While he said he believes the idea was to "promote harmony and people doing business together," he has seen the loss of two local pharmacies at the same time two big box stores, CVS and Walgreens, have moved into town.
"I can say, up to this point now, if we're trying to promote businesses and we're taxing other business to try and improve downtown, why isn’t business staying in town?" he asked.
Denning said he previously fixed all the local police cars, which was not even profitable for him as he'd often have to wait 30 to 90 days for payment, but he didn't complain because he was glad to help out within his community. Now business is leaving town, he said, with 75 percent of towing jobs going outside the community, as far away as Irvington, which is not convenient, nor is it helping his business.
"Business needs to be kept in the town, if we're going to support businesses," he said. "My question would be, why are we taxing the businesses but we're not supporting the businesses?"
Springfield Mayor David Amlen encouraged Denning to attend a Springfield Business Improvement District meeting and added that he, too, is concerned about businesses that have left town, but noted that Denning wouldn't see changes overnight.

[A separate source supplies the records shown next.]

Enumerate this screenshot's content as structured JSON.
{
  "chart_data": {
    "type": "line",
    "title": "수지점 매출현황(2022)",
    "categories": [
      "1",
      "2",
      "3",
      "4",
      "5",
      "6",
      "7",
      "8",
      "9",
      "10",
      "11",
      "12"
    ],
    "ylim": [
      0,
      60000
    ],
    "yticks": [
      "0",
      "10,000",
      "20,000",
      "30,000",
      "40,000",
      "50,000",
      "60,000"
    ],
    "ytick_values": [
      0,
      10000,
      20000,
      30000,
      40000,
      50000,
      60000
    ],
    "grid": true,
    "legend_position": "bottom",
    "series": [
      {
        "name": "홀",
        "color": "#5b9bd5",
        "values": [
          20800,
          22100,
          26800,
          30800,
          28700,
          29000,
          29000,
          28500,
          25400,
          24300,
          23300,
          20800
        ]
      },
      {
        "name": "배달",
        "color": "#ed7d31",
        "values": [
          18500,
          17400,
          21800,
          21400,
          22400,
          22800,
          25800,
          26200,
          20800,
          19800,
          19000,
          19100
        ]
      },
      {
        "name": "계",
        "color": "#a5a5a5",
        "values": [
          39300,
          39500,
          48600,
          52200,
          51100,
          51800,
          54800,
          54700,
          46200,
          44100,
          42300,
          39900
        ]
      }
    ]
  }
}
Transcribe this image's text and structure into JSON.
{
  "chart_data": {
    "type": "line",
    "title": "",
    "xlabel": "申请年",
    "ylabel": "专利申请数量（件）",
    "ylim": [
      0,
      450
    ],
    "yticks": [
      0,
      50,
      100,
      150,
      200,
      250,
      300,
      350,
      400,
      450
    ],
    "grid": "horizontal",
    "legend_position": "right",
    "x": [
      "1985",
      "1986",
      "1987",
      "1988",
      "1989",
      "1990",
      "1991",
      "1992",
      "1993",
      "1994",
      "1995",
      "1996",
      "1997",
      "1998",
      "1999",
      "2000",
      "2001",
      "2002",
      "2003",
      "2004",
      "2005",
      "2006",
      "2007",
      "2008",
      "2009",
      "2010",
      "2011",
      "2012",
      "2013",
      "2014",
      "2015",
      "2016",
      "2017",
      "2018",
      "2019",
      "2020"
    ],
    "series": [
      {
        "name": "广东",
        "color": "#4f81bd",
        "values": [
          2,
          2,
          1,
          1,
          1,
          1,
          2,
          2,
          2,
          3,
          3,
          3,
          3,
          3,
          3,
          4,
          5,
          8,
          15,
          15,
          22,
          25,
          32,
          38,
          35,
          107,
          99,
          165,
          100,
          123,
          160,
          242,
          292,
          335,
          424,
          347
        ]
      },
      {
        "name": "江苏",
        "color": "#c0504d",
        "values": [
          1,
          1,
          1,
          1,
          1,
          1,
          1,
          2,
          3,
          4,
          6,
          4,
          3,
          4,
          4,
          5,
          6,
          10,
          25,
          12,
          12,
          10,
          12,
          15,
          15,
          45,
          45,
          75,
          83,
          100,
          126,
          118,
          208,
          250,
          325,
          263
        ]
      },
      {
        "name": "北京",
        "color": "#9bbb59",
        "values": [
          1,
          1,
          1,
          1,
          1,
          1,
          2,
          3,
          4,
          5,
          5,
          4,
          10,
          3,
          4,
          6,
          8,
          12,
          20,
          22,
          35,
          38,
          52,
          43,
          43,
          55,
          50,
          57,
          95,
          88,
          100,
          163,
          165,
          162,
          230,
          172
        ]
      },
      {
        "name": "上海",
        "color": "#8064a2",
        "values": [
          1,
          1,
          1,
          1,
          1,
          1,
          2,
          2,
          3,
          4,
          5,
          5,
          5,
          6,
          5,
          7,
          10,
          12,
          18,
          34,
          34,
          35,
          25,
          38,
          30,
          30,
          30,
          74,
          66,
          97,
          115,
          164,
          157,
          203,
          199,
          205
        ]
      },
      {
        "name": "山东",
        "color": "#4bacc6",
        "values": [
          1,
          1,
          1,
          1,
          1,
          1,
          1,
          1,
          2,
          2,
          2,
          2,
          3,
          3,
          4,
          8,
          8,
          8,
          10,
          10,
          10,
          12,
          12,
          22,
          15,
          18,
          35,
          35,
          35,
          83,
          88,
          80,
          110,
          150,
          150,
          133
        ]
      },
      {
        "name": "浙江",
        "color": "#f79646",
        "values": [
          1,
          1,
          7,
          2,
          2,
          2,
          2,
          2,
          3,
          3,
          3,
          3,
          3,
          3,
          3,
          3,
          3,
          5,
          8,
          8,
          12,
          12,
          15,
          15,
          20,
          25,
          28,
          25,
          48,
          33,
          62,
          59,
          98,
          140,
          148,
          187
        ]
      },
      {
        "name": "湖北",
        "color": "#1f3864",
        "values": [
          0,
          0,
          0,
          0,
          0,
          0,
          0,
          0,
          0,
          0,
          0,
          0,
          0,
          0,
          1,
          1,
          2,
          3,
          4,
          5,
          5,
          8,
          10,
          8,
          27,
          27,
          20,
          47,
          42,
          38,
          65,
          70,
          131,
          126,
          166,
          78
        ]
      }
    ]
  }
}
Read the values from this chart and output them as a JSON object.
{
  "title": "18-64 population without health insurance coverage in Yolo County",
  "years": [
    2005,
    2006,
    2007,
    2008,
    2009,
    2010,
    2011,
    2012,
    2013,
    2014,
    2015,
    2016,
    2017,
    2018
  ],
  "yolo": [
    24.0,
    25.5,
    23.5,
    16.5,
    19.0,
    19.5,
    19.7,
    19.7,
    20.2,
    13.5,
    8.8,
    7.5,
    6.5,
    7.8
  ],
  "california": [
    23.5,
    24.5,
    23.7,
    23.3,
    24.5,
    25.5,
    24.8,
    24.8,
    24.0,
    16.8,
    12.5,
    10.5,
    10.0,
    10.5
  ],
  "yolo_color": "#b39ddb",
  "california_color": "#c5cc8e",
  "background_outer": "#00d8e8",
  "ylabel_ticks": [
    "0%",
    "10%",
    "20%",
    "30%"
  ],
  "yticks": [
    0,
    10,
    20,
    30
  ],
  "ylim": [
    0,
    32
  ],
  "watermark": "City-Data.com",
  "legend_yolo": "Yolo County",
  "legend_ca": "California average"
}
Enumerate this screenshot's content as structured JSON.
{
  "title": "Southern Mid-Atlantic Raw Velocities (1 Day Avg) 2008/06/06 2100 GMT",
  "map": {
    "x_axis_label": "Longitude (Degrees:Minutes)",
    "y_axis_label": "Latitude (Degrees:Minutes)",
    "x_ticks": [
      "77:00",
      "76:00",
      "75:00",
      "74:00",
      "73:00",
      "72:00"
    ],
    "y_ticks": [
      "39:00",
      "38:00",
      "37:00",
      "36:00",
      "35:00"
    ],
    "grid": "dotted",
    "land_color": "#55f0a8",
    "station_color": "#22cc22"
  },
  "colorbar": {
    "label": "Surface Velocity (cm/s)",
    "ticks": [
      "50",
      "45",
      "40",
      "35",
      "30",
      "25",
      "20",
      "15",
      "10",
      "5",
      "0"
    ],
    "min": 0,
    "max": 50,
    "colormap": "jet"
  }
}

Denning continued to say that he is concerned about a community he sees deteriorating.
"People who have been doing business here a long time are being taxed and all I see are crooked sidewalks with weeds going through," he said. "Walk behind the backs of these buildings, you've got to see what's going on. There's crack vials on the ground; there's guys shooting dope back there. It's a junkyard. It's a mess."
Denning added that if downtown Springfield is going to make a comeback "you first have to take care of the residents and the people and create a sense of harmony with the businesses, the residents and local employees."
Many in attendance applauded following Denning's remarks.
Township Committeeman Ziad Andrew Shehady asked Chief of Police John Cook, who was in attendance, if he could respond to Denning's drug references. Cook said he'd like to know where this was as no one has reported anything to police. Denning said evidence of drug use had been seen behind the shed on community pool grounds Tuesday. Cook then said he was dispatching officers at that moment.
Amlen asked that it be monitored by police going forward as it had only just been brought to light.
Before the meeting adjourned, Cook said his officers went to the site and did not find any evidence of drug use on the property mentioned by Denning.
In July, it was announced that Springfield Township was one of three towns that will receive funding from Together North Jersey to make improvements. At Tuesday's meeting Committeeman David Barnett encouraged residents to come out and attend Together North Jersey's open house workshop meeting held from 5 to 8 p.m. Tuesday, Nov. 12 at Sarah Bailey Civic Center.
Questions up for discussion include:
How do we create a safer and more walkable downtown?
How do we improve transit access and amenities?
How can we better mitigate future flooding and create quality open space?
Residents will also have an opportunity to vote on a photo that represents what they'd most like downtown Springfield to resemble, Barnett explained. All residents are encouraged to attend the open house and share any ideas and suggestions they might have.